The Prince has been raised as a future King. The emphasis in his education has been on duty and courage, on honour and chivalry. At the age of 25 he is perceived to have excelled in all these areas.
He is impulsive, making decisions on the run, preferring to learn from his own mistakes rather than study any theory. He is clever, in fact intelligent enough to avoid any tasks which he finds distasteful or boring. This makes him a good military leader. He delegates tasks to others and does not over-supervise their activities. Those who work with him are given every opportunity to use their own skill and experience in the execution of their duties.
They know that there are two possible outcomes. If they achieve success in the tasks they are allocated, the Prince is quick to give praise and reward them with improved opportunities.
Alternatively if they fail to meet his expectations they know that they will be quickly replaced.
The way the Prince plucked John from obscurity and then gave him opportunity after opportunity to better himself, is typical of the way the Prince operates.
The Prince however, though often apparently removed from the action, is quick to offer assistance to those faced with political or organisational difficulty. Those who find themselves under physical threat may find the Prince suddenly at their shoulder sword in hand. Inevitably this style of leadership is soon reflected by his subordinates and therefore through every aspect of his organisation.
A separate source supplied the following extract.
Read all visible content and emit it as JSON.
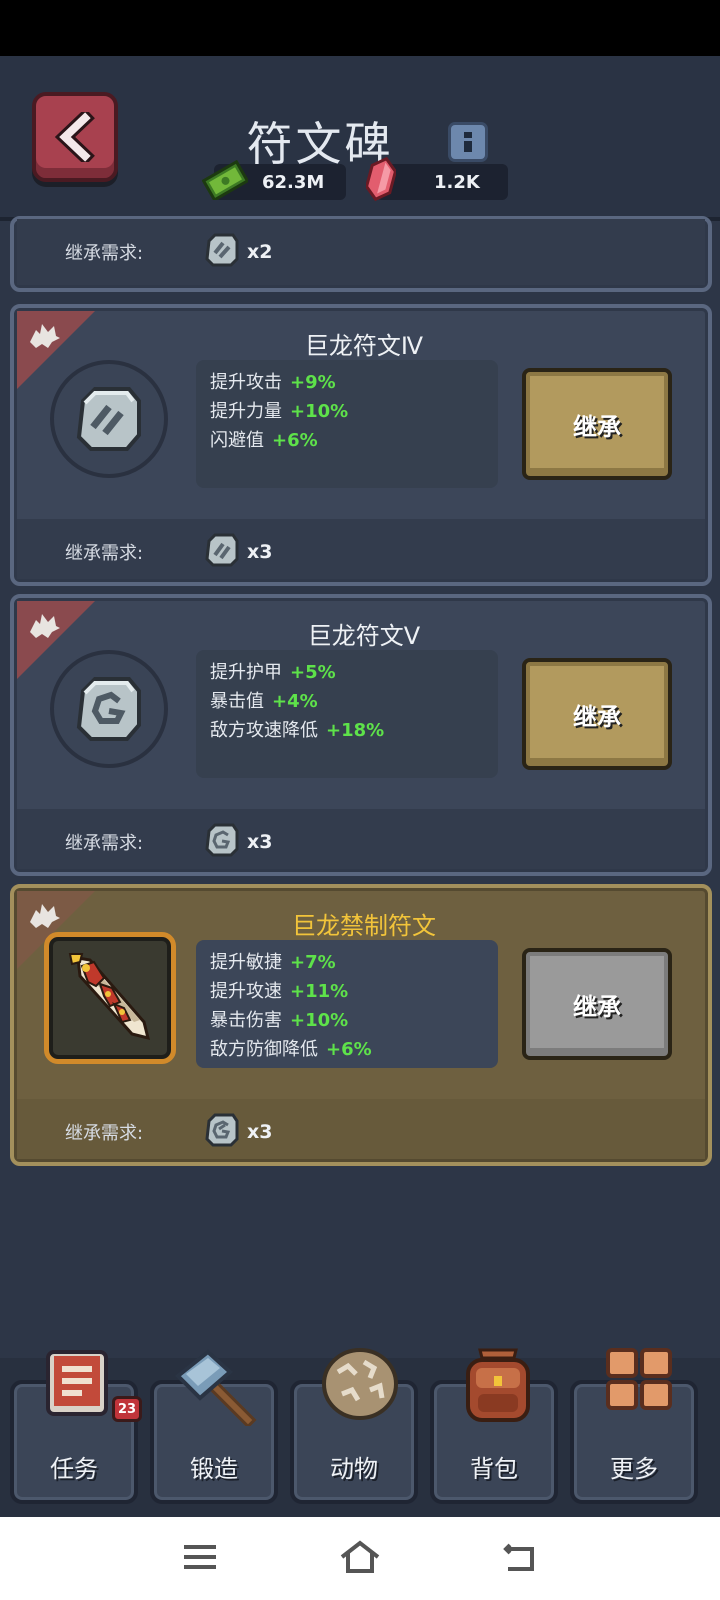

History has him as the epitome of chivalry and yet there was a ruthless side to his character.
He is judgemental and unforgiving. He is capable of patience , awaiting the right opportunity, but he will seek revenge for perceived wrongs or unchivalrous behavior and is capable of administering ruthless punishment.
For the Prince it would appear that Chivalry was extended to those who behaved in a chivalrous manner. Those who contravened the laws of chivalry should and must be punished.
His style is not a good match for political governance with any semblance of democracy. When away from the battlefield, the Prince still tends to want to tell people what to do not have them tell him what to do or even tell him their requirements.
Nevertheless, under Joan’s influence he begins to give greater priority to his personal relationships and to governance rather than to military adventures. He commits himself to marry Joan and to find a way of doing it without compromising honour or duty.